Aside from the striking pistol-into-the-pond trick, The Problem of Thor Bridge is quintessentially written. It begins classically with a breakfast scene (perhaps the most traditional way to start a Holmes story) on a blustery October day (autumn and winter—with the thick fogs, brisk winds, deep snows, and early darkness—seem the most poetic seasons for Holmes’ London), then an introductory letter is provided, followed by an appearance from the client.
It feels worth a digression here to remark that perhaps no other formulaic scenario in literature can be subject to such repetition and dinting while becoming ever yet more attractive. It is a fairly cardinal rule that most other literary devices scream for innovation and change at every opportunity, yet the Holmesian breakfast scene, with its air of tradition and conservatism, seems to want nothing more than to be frozen in time, brought out now and again in the same state as before, with very few changes to people and the details of the introductory letters, then returned back to cold storage, where it may wait, unchanged in stasis, till its author brings it back out again. In fact, there is something familiar about the Holmes breakfast scene which makes it representative of, or even a symbol of, the Victorian era. Perhaps what lends the breakfast scenes their weight is the rattling carriages, the gloomy fogs, the glowing lamps, the solitary plane tree in 221B’s back garden, the brick streets, the casted social structure, the gelled formality of invitations and cards, and the relatively carefree hedonism of cigars and revolvers that came before lung cancer and mass shootings so besmirched the pair. Perhaps other things contribute to the sway of the breakfast scenes, such as the stature of the people who appear in Holmes’ drawing room (like Professor Moriarty himself) or the emotional plight of the supplicants who beseech Holmes for help (such as the unhappy John Hector McFarlane from The Norwood Builder). Surely there are other things beyond these details which make the breakfast scenes so welcome and so Victorian and so atmospheric, but they cannot all be listed; it is sufficient to say that their recycled yet looked-for reappearances are an example of the exception in the adage that there is an exception to every rule, when the rule in literature calls for invention.

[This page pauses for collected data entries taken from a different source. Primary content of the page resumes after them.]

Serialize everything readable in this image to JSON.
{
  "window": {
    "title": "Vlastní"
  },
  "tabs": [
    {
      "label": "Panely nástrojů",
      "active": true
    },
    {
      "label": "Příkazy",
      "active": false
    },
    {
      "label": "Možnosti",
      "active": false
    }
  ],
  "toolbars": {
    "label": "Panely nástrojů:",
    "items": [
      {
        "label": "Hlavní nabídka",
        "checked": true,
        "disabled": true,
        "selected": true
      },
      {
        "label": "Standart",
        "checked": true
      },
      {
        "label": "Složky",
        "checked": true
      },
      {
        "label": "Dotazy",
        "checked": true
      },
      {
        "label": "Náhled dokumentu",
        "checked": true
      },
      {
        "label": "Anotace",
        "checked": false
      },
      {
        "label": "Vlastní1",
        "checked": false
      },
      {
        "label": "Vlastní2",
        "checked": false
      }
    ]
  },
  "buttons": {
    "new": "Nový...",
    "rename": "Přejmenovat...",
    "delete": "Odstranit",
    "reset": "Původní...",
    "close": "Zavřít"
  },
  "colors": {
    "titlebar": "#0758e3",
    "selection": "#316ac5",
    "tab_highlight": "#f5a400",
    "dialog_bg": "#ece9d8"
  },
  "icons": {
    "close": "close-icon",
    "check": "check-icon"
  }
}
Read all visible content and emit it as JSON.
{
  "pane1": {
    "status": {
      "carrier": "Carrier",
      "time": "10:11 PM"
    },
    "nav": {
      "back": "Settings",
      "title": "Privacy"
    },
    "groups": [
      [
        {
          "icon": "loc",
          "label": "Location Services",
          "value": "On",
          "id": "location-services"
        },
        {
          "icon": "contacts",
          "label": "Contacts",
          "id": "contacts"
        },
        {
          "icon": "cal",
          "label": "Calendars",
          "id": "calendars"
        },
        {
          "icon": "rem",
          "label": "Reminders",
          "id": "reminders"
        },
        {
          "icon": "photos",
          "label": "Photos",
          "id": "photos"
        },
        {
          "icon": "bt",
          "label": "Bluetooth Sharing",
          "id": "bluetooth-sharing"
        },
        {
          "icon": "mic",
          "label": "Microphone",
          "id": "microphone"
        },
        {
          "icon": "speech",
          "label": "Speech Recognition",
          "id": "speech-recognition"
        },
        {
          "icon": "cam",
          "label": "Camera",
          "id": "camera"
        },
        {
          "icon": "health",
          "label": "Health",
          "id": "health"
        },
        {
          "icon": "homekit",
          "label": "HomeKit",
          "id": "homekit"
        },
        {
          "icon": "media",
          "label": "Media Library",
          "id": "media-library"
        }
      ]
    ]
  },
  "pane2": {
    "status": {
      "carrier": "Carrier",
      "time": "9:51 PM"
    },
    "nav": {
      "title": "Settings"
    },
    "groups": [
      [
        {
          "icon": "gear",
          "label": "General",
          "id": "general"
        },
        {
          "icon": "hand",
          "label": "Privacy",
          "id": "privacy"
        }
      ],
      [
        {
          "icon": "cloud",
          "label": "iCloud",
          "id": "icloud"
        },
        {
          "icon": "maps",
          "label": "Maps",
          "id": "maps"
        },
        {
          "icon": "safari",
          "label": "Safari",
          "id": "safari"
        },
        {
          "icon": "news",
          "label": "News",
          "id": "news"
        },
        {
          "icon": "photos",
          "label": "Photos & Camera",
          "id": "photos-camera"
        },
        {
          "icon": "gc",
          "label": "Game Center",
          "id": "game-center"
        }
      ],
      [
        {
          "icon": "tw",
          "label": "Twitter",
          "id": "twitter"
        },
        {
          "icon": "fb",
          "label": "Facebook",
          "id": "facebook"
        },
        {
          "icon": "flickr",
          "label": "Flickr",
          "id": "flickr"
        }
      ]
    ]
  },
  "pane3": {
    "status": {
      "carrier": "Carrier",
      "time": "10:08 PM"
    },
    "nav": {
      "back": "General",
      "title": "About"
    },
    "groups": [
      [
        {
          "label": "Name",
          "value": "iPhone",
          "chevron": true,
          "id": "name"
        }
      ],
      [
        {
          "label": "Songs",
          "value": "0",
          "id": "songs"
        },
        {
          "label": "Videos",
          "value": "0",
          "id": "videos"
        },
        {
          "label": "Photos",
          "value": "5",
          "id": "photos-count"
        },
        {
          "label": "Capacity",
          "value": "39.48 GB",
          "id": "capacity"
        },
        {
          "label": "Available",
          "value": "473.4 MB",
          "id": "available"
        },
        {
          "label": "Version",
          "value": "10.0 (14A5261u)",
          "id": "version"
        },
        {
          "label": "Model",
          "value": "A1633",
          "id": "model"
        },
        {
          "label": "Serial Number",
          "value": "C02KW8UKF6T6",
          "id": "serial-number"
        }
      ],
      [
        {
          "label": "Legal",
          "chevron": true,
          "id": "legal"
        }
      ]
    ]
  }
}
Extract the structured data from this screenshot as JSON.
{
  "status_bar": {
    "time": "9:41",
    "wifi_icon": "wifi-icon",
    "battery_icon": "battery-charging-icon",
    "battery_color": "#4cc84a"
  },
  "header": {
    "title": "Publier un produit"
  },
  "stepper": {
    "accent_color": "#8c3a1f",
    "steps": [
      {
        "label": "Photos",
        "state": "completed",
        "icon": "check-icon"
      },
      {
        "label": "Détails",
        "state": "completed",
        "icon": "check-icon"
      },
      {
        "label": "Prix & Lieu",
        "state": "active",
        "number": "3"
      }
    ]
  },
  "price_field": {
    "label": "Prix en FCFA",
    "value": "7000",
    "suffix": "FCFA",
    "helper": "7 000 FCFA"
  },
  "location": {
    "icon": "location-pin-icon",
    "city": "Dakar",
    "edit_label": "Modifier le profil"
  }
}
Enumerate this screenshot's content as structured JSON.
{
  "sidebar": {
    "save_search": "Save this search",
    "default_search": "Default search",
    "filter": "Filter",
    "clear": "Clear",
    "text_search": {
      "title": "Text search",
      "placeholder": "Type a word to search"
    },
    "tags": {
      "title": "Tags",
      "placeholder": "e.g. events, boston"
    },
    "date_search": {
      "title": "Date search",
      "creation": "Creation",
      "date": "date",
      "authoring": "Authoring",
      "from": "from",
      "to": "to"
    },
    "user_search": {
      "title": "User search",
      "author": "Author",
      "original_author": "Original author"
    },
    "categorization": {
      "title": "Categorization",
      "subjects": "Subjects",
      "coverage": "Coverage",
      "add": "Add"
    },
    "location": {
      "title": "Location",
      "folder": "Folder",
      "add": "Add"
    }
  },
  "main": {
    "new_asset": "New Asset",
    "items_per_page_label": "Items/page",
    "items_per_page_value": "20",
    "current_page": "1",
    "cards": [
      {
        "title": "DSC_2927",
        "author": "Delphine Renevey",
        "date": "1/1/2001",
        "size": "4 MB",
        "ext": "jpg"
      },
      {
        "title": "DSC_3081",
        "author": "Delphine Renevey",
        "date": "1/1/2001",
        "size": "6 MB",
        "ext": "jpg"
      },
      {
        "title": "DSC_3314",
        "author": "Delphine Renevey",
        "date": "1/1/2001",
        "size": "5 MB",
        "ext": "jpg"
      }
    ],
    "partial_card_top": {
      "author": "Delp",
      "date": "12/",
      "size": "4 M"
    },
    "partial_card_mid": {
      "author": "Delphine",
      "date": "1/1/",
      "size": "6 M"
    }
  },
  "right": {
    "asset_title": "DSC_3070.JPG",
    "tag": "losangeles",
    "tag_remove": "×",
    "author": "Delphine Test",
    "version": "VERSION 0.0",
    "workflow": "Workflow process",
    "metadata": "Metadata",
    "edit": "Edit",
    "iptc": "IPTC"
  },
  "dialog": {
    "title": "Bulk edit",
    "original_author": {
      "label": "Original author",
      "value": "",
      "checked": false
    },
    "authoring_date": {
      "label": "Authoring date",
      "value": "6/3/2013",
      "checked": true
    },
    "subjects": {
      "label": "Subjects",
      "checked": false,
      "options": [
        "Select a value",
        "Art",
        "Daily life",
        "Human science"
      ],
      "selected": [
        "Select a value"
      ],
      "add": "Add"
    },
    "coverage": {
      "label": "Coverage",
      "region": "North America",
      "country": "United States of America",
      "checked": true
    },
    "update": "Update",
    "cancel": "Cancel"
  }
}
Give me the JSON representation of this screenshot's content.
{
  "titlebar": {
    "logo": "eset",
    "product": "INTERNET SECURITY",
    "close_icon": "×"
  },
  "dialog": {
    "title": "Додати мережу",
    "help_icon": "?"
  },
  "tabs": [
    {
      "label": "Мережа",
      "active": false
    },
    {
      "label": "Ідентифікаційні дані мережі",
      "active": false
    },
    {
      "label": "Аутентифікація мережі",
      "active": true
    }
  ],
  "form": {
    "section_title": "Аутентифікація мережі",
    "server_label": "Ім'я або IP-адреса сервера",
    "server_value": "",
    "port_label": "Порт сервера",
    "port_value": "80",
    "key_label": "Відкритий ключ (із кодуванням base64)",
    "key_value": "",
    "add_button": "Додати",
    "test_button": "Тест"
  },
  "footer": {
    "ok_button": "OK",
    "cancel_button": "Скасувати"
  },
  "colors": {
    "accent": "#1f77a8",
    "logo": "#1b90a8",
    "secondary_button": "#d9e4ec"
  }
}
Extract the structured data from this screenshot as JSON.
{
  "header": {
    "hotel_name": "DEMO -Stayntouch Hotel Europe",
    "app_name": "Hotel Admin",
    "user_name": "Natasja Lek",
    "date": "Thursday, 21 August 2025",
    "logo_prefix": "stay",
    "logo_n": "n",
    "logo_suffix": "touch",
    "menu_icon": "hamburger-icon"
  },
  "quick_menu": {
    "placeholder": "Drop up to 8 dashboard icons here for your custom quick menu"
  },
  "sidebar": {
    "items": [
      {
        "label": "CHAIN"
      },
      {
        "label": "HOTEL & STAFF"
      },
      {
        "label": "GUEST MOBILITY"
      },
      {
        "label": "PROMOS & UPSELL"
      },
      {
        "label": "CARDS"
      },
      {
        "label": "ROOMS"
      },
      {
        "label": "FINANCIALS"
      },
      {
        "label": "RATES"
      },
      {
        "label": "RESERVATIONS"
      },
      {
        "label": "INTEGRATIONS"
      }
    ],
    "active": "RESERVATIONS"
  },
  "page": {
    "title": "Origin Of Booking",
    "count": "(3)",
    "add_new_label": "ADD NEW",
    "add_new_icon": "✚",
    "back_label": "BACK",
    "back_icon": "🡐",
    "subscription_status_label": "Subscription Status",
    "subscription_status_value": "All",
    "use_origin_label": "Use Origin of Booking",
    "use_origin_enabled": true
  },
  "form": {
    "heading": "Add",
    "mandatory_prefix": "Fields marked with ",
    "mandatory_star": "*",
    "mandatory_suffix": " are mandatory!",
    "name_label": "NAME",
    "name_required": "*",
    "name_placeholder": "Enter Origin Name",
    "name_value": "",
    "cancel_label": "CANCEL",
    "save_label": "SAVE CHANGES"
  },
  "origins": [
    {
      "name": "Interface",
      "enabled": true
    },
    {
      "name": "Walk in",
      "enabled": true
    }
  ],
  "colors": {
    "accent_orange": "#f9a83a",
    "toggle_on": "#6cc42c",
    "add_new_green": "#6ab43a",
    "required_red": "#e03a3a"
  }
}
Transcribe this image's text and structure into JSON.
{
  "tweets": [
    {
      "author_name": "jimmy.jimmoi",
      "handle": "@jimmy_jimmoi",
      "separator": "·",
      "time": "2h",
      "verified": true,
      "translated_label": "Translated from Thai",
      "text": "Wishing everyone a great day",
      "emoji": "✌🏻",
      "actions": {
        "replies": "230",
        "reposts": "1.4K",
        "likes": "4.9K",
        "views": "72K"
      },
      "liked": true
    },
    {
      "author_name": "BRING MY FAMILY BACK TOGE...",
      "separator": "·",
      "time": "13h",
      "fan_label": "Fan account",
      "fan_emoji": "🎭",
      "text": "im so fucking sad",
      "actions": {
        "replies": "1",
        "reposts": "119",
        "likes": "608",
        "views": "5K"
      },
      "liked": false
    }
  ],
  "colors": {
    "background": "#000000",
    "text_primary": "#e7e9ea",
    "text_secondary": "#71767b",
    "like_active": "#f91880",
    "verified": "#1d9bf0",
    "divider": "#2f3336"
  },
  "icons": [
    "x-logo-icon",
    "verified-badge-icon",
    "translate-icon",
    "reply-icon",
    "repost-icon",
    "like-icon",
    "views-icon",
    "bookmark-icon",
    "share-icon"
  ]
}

Beyond the beginning of the story, with its breakfast scene, there is the sense of the dramatic in this Holmes story. He takes out Watson’s revolver while they are in the carriage, empties its cylinders of all but one cartridge, then procures a ball of twine from the village shop. He then goes out to the bridge to test his unspoken theory. Holmes’ test makes policemen look out the corners of their eyes at him, and the test leaves Watson in silent perplexity. With a resounding cry of, “Now for it!” the great detective lifts the pistol to his head, lets it go, watches it whisked off the bridge by the stone, and sees it chip the parapet. “Was there ever a more exact demonstration?” Holmes demands, delighted, vindicated, and relieved by his exercise. The drama shown here is characteristic of the best of Holmes’ stories, for it shows that our cold, aloof detective is indeed emotionally invested in the welfare of his clients and in finding the truth. Here he has found truth once again, and he may rest in easy satisfaction knowing that he has solved the abstruse Problem of Thor Bridge.